There are a dozen Rat clones now, and a lot of them are very good. Even £80 for an original feels a bit cheeky in 2026 when you watch a blind Rat shootout on YouTube and genuinely can’t pick the real one. People have tried. They mostly can’t.

The JHS PackRat gives you nine versions of the circuit in one enclosure, which is the corksniffer’s dream box. The Black Mass 1312 is the cult favourite, a Rat with a meaner streak. The TC Electronic Magus Pro is the budget hero everyone keeps recommending, and the Mooer Black Secret or a £20 Mosky will get you 90% of the way there for pocket change.

The Rat is one of the classic circuits every player should know, and that means it’s also one of the most cloned.

This is the point I have to come clean.

The Rat that actually makes my board isn’t a Rat. It’s a Jam Pedals Rattler. I own the Rat 2, I love the Rat 2, and the Rattler still wins the spot, mostly because it’s a smaller body and real estate on a board is real estate.

Tonally, there are differences, but they’re in the same ballpark, and honestly, I find the Rattler easier to control. I play mostly low-ish gain rock, so the Rattler is my high-gain pedal, the thing I kick on when I need just a bit more dirt than usual. I dial it to keep some clarity. It can sound brutal when I let it, and I love it for that.

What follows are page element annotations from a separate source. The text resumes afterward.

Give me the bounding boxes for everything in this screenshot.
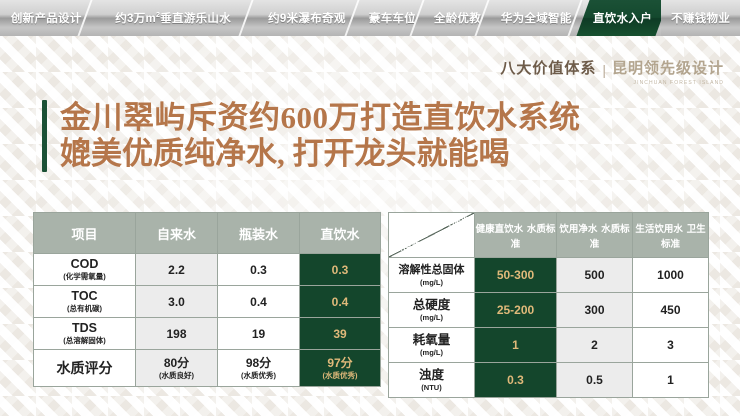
table-left-cell-3-2-sub: (水质优秀) (300, 371, 380, 380)
nav-tab-3[interactable]: 豪车车位 (360, 0, 425, 36)
table-left-cell-3-0: 80分 (水质良好) (136, 350, 218, 387)
table-row: 浊度 (NTU) 0.3 0.5 1 (389, 363, 709, 398)
table-right-item-3: 浊度 (NTU) (389, 363, 475, 398)
nav-tab-6-active[interactable]: 直饮水入户 (576, 0, 668, 36)
table-left-header-3: 直饮水 (300, 213, 381, 254)
nav-tab-7-label: 不赚钱物业 (671, 10, 730, 26)
table-right-header-row: 水质标准 项目限值 健康直饮水 水质标准 饮用净水 水质标准 生活饮用水 卫生标… (389, 213, 709, 258)
table-left-cell-3-0-sub: (水质良好) (136, 371, 217, 380)
nav-tab-7[interactable]: 不赚钱物业 (661, 0, 740, 36)
table-row: 水质评分 80分 (水质良好) 98分 (水质优秀) 97分 (水质优秀) (34, 350, 381, 387)
table-right-cell-1-2: 450 (633, 293, 709, 328)
table-right-header-1-line1: 饮用净水 (559, 224, 597, 235)
water-standard-table: 水质标准 项目限值 健康直饮水 水质标准 饮用净水 水质标准 生活饮用水 卫生标… (388, 212, 709, 398)
nav-tab-4-label: 全龄优教 (434, 10, 481, 26)
corner-header-bottom-left: 项目限值 (393, 242, 431, 253)
headline-block: 金川翠屿斥资约600万打造直饮水系统 媲美优质纯净水, 打开龙头就能喝 (42, 100, 581, 172)
table-right-header-0-line1: 健康直饮水 (476, 224, 524, 235)
nav-tab-2[interactable]: 约9米瀑布奇观 (254, 0, 360, 36)
table-right-item-3-name: 浊度 (389, 369, 474, 382)
table-right-item-1-sub: (mg/L) (389, 313, 474, 322)
table-left-header-2: 瓶装水 (218, 213, 300, 254)
table-row: 溶解性总固体 (mg/L) 50-300 500 1000 (389, 258, 709, 293)
table-row: 耗氧量 (mg/L) 1 2 3 (389, 328, 709, 363)
brand-separator: | (602, 63, 606, 77)
table-left-cell-0-1: 0.3 (218, 254, 300, 286)
table-right-cell-2-1: 2 (557, 328, 633, 363)
table-left-item-3-name: 水质评分 (34, 362, 135, 375)
nav-tab-4[interactable]: 全龄优教 (425, 0, 490, 36)
table-right-cell-0-2: 1000 (633, 258, 709, 293)
nav-tab-5-label: 华为全域智能 (501, 10, 572, 26)
table-left-header-row: 项目 自来水 瓶装水 直饮水 (34, 213, 381, 254)
headline-accent-bar (42, 100, 47, 172)
table-right-corner-header: 水质标准 项目限值 (389, 213, 475, 258)
table-right-cell-3-1: 0.5 (557, 363, 633, 398)
table-left-item-0: COD (化学需氧量) (34, 254, 136, 286)
water-comparison-table: 项目 自来水 瓶装水 直饮水 COD (化学需氧量) 2.2 0.3 0.3 T… (33, 212, 381, 387)
table-right-cell-2-0: 1 (475, 328, 557, 363)
table-right-header-2-line1: 生活饮用水 (635, 224, 683, 235)
table-left-cell-3-2: 97分 (水质优秀) (300, 350, 381, 387)
table-right-cell-2-2: 3 (633, 328, 709, 363)
nav-tab-5[interactable]: 华为全域智能 (490, 0, 583, 36)
headline-line-2: 媲美优质纯净水, 打开龙头就能喝 (60, 136, 581, 172)
corner-header-top-right: 水质标准 (432, 217, 470, 228)
table-right-item-3-sub: (NTU) (389, 383, 474, 392)
table-left-item-2-name: TDS (34, 322, 135, 335)
table-left-item-1-sub: (总有机碳) (34, 304, 135, 313)
table-right-item-0-name: 溶解性总固体 (389, 264, 474, 277)
table-left-item-3: 水质评分 (34, 350, 136, 387)
table-left-cell-3-2-value: 97分 (300, 357, 380, 370)
brand-main-text: 八大价值体系 (500, 62, 596, 77)
table-row: TOC (总有机碳) 3.0 0.4 0.4 (34, 286, 381, 318)
table-left-item-2-sub: (总溶解固体) (34, 336, 135, 345)
table-left-cell-2-2: 39 (300, 318, 381, 350)
table-right-cell-1-0: 25-200 (475, 293, 557, 328)
table-left-cell-2-1: 19 (218, 318, 300, 350)
table-right-cell-1-1: 300 (557, 293, 633, 328)
headline-text: 金川翠屿斥资约600万打造直饮水系统 媲美优质纯净水, 打开龙头就能喝 (60, 100, 581, 172)
table-right-header-0: 健康直饮水 水质标准 (475, 213, 557, 258)
table-left-cell-2-0: 198 (136, 318, 218, 350)
nav-tab-3-label: 豪车车位 (369, 10, 416, 26)
table-right-cell-0-0: 50-300 (475, 258, 557, 293)
table-left-header-1: 自来水 (136, 213, 218, 254)
table-left-cell-1-1: 0.4 (218, 286, 300, 318)
table-row: 总硬度 (mg/L) 25-200 300 450 (389, 293, 709, 328)
table-row: COD (化学需氧量) 2.2 0.3 0.3 (34, 254, 381, 286)
table-right-item-1: 总硬度 (mg/L) (389, 293, 475, 328)
table-right-cell-3-2: 1 (633, 363, 709, 398)
table-right-cell-3-0: 0.3 (475, 363, 557, 398)
table-right-header-2: 生活饮用水 卫生标准 (633, 213, 709, 258)
table-left-cell-1-2: 0.4 (300, 286, 381, 318)
table-left-cell-0-2: 0.3 (300, 254, 381, 286)
nav-tab-2-label: 约9米瀑布奇观 (268, 10, 346, 26)
table-right-item-2-sub: (mg/L) (389, 348, 474, 357)
table-right-header-1: 饮用净水 水质标准 (557, 213, 633, 258)
table-left-cell-3-1-sub: (水质优秀) (218, 371, 299, 380)
table-right-cell-0-1: 500 (557, 258, 633, 293)
table-left-item-1: TOC (总有机碳) (34, 286, 136, 318)
brand-sub-text: 昆明领先级设计 (612, 62, 724, 77)
nav-tab-1[interactable]: 约3万m2垂直游乐山水 (93, 0, 254, 36)
nav-tab-1-label: 约3万m2垂直游乐山水 (115, 10, 231, 26)
nav-tab-6-label: 直饮水入户 (592, 10, 651, 26)
table-left-header-0: 项目 (34, 213, 136, 254)
nav-tab-0[interactable]: 创新产品设计 (0, 0, 93, 36)
brand-mark: 八大价值体系 | 昆明领先级设计 JINCHUAN FOREST ISLAND (500, 62, 724, 86)
table-right-item-1-name: 总硬度 (389, 299, 474, 312)
table-row: TDS (总溶解固体) 198 19 39 (34, 318, 381, 350)
table-right-item-0-sub: (mg/L) (389, 278, 474, 287)
table-right-item-0: 溶解性总固体 (mg/L) (389, 258, 475, 293)
table-left-cell-3-1: 98分 (水质优秀) (218, 350, 300, 387)
table-left-cell-1-0: 3.0 (136, 286, 218, 318)
nav-tab-0-label: 创新产品设计 (11, 10, 82, 26)
table-left-item-1-name: TOC (34, 290, 135, 303)
table-left-cell-3-1-value: 98分 (218, 357, 299, 370)
table-left-cell-3-0-value: 80分 (136, 357, 217, 370)
table-left-cell-0-0: 2.2 (136, 254, 218, 286)
table-left-item-0-name: COD (34, 258, 135, 271)
brand-english-text: JINCHUAN FOREST ISLAND (500, 81, 724, 86)
table-left-item-2: TDS (总溶解固体) (34, 318, 136, 350)
table-right-item-2: 耗氧量 (mg/L) (389, 328, 475, 363)
headline-line-1: 金川翠屿斥资约600万打造直饮水系统 (60, 100, 581, 136)
table-right-item-2-name: 耗氧量 (389, 334, 474, 347)
table-left-item-0-sub: (化学需氧量) (34, 272, 135, 281)
top-navigation-bar: 创新产品设计 约3万m2垂直游乐山水 约9米瀑布奇观 豪车车位 全龄优教 华为全… (0, 0, 740, 36)
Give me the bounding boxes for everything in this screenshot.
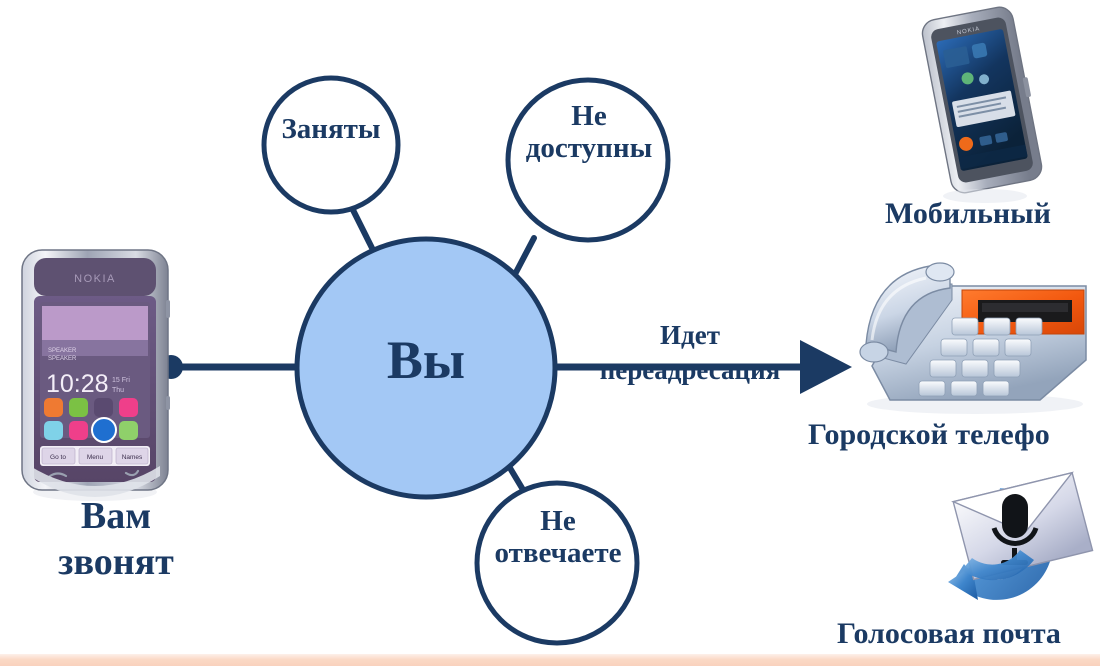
svg-text:SPEAKER: SPEAKER	[48, 348, 77, 354]
caption-mobile: Мобильный	[885, 197, 1051, 231]
svg-text:Go to: Go to	[50, 454, 66, 461]
svg-text:15 Fri: 15 Fri	[112, 377, 130, 384]
svg-text:Names: Names	[122, 454, 143, 461]
caption-landline: Городской телефо	[808, 418, 1050, 452]
svg-text:NOKIA: NOKIA	[74, 273, 116, 285]
node-busy[interactable]	[264, 78, 398, 212]
bottom-accent-strip	[0, 654, 1100, 666]
forwarding-arrow-head	[800, 340, 852, 394]
node-central-you[interactable]	[297, 239, 555, 497]
svg-text:10:28: 10:28	[46, 370, 109, 398]
desk-phone-illustration	[860, 263, 1086, 414]
svg-text:SPEAKER: SPEAKER	[48, 356, 77, 362]
diagram-canvas: NOKIA SPEAKER SPEAKER 10:28 15 Fri Thu	[0, 0, 1100, 666]
node-no-answer[interactable]	[477, 483, 637, 643]
caption-voicemail: Голосовая почта	[837, 617, 1061, 651]
incoming-phone-illustration: NOKIA SPEAKER SPEAKER 10:28 15 Fri Thu	[22, 250, 170, 501]
connector-unavailable	[513, 238, 534, 278]
svg-text:Menu: Menu	[87, 454, 104, 461]
node-unavailable[interactable]	[508, 80, 668, 240]
mobile-phone-illustration: NOKIA	[920, 4, 1047, 203]
caption-incoming-call: Вам звонят	[16, 493, 216, 586]
voicemail-illustration	[948, 471, 1094, 600]
svg-text:Thu: Thu	[112, 387, 124, 394]
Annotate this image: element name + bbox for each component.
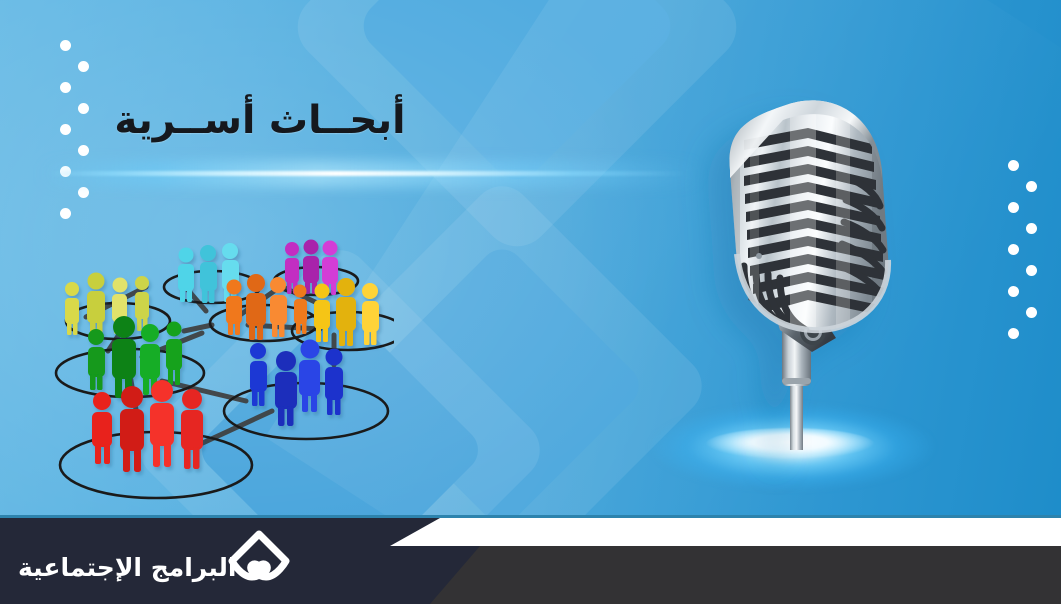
people-network-diagram: [34, 225, 394, 515]
retro-microphone: [640, 78, 940, 478]
footer-top-edge: [0, 515, 1061, 518]
footer-title: البرامج الإجتماعية: [18, 553, 236, 582]
banner-canvas: أبحــاث أســرية: [0, 0, 1061, 604]
heart-knot-logo: [228, 530, 290, 586]
decorative-dots-right: [1008, 160, 1048, 350]
page-title: أبحــاث أســرية: [0, 98, 520, 143]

A zoomed-in section of the author's pedalboard — a Jam Pedals Rattler on the left, a Chase Bliss Brothers AM in the middle and a RYRA The Klone on the right

My actual board, no staging. The Jam Pedals Rattler (left) is the Rat that earns its place here — smaller footprint, easier to control. The Rat 2 I love is at home; the clone won the real estate.

So why buy the original?

Because it’s a tank, it’ll outlive your amp, and there’s something honest about owning the actual thing instead of someone’s tribute to it. The clones win the spec sheet. The original wins the floor. And sometimes, if you’re me, a good clone wins the board anyway.

An accident you can’t reverse-engineer

Think back to that basement. One wrong resistor, one overloaded chip, one sound nobody had heard before. Every Rat clone on the market, every PackRat mode and boutique BAT, and £20 Mosky, is somebody trying to engineer their way back to a mistake one hippie made by accident in 1978.

That’s the thing about the Pro Co Rat. You can’t design your way to it. You can only buy one and turn it up.

So get the Rat 2 if you want the sound that’s on more records than anyone remembers. Get the Turbo Rat if you want it with teeth. Get a good clone if a smaller box earns its place. I won’t tell anyone.

Skip the version rabbit hole, skip the collector premium, and spend the saved money on strings or lessons.

Oh, and turn the Filter knob both ways and listen. Took me years. Don’t be me.